Une "bombe climatique"

Ainsi, BNP Paribas, qui s'est engagée cesser le financement de projet d’exploration dans l’Arctique, définit la zone comme "la région la plus largement couverte de glace sur une période de 12 mois". Or, cette définition ne concerne que 97 des 599 projets actuels ou potentiels répertoriés dans la région, selon les critères plus larges de l'Arctique retenus par l’ONG Reclaim Finance. BNP Paribas a cependant déclaré être en cours de redéfinition de ses critères de délimitation. La zone d’exclusion d’AXA ne recouvre quant à elle que le refuge faunique national de l’Arctique, une aire protégée de 78 000 km2 au nord-est de l’Alaska. Elle ne concerne que 54 des champs pétroliers et gaziers recensés.

"Tous les acteurs financiers limitent le champ d’application de leurs politiques à des sous-parties de l’Arctique. Parmi les 100 banques, investisseurs et assureurs analysés, pas un seul ne s’engage à protéger la région Arctique telle que définie par l’Arctic Monitoring and Assessment Programme (AMAP), la seule entité à prendre en compte des facteurs climatiques et environnementaux", regrette Reclaim Finance, qui s’est appuyée sur cette définition pour établir son rapport.

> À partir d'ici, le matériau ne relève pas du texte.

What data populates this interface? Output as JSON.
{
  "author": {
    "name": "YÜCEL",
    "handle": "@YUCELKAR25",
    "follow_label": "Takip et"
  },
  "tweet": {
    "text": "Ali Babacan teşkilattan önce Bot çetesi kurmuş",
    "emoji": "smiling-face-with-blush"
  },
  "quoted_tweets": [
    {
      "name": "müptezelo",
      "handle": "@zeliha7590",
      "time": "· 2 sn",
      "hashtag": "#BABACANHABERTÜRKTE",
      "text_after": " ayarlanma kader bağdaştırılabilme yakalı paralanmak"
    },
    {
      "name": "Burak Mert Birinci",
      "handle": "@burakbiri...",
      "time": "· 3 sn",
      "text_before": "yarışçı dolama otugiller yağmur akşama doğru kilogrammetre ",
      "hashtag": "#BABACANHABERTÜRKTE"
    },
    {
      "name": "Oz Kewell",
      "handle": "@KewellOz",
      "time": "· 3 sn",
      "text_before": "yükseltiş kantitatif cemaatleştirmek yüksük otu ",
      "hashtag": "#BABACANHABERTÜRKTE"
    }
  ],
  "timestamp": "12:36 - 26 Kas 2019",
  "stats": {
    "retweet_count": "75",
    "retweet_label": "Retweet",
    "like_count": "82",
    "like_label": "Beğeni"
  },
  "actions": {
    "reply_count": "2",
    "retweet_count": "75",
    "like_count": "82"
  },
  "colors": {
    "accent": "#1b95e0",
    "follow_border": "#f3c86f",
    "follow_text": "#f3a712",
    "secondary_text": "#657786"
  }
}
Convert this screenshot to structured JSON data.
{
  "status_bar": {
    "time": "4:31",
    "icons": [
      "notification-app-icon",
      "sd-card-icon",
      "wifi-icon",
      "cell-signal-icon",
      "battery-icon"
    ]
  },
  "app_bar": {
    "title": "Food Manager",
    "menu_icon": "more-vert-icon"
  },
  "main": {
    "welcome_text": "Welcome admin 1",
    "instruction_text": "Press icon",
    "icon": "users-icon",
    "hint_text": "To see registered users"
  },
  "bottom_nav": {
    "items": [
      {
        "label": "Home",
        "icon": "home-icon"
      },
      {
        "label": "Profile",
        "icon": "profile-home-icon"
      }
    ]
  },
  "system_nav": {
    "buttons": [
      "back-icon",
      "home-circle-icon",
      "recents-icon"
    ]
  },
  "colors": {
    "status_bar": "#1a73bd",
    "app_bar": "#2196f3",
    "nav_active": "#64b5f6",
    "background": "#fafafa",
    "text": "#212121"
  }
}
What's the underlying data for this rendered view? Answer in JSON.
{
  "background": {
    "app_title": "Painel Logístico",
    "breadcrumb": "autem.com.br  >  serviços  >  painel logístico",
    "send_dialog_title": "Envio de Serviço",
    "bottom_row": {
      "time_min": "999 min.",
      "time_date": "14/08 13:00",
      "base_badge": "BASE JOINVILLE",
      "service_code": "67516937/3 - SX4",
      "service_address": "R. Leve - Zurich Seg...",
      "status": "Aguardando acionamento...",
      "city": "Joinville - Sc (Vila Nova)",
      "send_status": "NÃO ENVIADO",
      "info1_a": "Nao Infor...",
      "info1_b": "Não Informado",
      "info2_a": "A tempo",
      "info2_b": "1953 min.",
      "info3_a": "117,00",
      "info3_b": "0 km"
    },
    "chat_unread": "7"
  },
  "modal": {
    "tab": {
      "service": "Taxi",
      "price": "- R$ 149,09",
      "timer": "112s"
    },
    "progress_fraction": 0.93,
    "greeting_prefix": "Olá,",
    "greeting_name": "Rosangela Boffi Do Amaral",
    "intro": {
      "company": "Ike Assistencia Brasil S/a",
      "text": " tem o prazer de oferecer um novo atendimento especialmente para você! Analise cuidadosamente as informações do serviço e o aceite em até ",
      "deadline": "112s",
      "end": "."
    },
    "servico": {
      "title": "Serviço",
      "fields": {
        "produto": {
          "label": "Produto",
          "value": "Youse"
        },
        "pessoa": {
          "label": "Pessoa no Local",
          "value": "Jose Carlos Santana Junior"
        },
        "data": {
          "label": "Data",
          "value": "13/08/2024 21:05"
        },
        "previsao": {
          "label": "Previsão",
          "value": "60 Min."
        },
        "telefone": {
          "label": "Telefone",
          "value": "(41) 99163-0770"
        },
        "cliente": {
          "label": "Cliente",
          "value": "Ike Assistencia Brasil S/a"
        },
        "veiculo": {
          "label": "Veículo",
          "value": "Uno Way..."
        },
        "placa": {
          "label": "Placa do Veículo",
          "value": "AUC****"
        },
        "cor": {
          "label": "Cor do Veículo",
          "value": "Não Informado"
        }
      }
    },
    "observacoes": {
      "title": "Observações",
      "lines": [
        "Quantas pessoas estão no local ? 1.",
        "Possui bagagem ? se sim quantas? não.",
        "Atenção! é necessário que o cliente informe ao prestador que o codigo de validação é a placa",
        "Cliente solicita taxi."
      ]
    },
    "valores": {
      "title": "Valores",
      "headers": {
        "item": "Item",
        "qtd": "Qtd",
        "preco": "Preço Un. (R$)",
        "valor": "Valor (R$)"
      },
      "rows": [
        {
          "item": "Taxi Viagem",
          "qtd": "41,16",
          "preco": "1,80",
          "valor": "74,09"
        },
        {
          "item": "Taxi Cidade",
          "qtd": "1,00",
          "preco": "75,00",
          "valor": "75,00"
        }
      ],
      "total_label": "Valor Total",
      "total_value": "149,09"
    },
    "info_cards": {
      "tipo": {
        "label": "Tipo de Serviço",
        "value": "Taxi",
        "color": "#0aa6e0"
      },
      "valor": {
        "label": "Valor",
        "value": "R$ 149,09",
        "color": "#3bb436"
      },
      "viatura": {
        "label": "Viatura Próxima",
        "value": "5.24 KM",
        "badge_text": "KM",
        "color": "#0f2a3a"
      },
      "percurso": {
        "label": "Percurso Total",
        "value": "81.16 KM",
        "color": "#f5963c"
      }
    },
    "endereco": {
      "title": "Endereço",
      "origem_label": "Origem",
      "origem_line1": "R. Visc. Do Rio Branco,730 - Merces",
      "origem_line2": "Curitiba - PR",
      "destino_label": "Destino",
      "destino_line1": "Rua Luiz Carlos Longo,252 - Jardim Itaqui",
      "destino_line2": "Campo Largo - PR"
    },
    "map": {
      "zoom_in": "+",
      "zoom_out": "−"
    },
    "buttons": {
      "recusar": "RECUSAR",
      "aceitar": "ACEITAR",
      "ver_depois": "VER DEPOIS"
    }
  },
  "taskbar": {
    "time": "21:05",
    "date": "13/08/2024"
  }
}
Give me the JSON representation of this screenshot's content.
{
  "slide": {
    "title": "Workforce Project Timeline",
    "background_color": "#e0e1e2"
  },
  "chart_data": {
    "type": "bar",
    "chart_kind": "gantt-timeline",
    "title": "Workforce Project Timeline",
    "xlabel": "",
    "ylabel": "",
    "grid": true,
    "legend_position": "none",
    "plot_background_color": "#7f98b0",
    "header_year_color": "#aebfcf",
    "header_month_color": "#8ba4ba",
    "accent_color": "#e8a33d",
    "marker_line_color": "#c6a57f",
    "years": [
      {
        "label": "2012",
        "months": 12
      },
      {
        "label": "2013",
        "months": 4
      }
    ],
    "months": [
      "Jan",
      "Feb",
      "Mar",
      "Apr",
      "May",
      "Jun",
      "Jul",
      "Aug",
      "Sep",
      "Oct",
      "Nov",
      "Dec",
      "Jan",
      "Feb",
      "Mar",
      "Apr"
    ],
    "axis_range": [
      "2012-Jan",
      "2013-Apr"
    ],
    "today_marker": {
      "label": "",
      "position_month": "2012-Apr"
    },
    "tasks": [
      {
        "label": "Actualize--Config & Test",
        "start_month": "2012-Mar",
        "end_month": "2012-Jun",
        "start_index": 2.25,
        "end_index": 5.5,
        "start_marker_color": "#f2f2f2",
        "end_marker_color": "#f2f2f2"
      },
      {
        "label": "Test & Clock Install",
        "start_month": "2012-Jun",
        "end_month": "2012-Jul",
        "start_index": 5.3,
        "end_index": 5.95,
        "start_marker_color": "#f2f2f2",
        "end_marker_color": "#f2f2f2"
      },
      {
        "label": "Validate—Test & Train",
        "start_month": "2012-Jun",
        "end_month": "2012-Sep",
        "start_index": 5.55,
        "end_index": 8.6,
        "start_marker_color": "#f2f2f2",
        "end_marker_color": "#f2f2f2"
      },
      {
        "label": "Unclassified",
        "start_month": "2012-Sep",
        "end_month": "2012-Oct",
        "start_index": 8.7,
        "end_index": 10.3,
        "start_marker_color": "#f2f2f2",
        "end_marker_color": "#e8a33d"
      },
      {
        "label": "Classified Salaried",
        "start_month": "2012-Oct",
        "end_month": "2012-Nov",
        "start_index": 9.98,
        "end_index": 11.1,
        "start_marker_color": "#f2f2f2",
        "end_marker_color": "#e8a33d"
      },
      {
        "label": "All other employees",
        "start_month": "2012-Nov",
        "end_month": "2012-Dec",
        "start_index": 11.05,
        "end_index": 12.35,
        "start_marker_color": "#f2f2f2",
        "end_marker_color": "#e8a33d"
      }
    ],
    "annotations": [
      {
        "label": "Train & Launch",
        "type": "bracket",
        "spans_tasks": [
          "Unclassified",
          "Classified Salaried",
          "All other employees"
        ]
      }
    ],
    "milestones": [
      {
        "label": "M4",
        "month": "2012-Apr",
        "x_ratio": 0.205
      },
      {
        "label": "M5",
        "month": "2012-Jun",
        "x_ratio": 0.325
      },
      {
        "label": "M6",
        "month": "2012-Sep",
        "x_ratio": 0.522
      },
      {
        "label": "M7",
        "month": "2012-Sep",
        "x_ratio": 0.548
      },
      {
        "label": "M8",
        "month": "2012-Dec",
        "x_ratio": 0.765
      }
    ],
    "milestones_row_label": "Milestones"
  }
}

L’AMAP, groupe de travail du Conseil de l’Arctique chargée de surveiller les changements climatiques et la pollution dans la région, s'appuie sur une définition très large qui regroupe à la fois des critères naturels et humains. Elle l’identifie comme la zone recouvrant huit pays bordant l’océan Arctique : le Canada, le Danemark (avec le Groenland), la Finlande, l’Islande, la Norvège, la Russie, la Suède et les États-Unis (Alaska), avec les aires marines associées, pour une superficie totale d’environ 18 millions de km2.

Reclaim Finance rappelle l'"urgence" à agir et évoque une "bombe climatique". Sur les 599 projets identifiés en Arctique par Reclaim Finance, 222 gisements sont actuellement exploités et 377 sont soit en cours de développement ou identifiés. S’ils étaient tous financés et forés, "ils relâcheraient 88 gigatonnes (Gt) de CO2 pendant leur exploitation", pointe le rapport, soit 22 % du "budget carbone" total à ne pas dépasser afin de limiter le réchauffement climatique à 1,5 °C.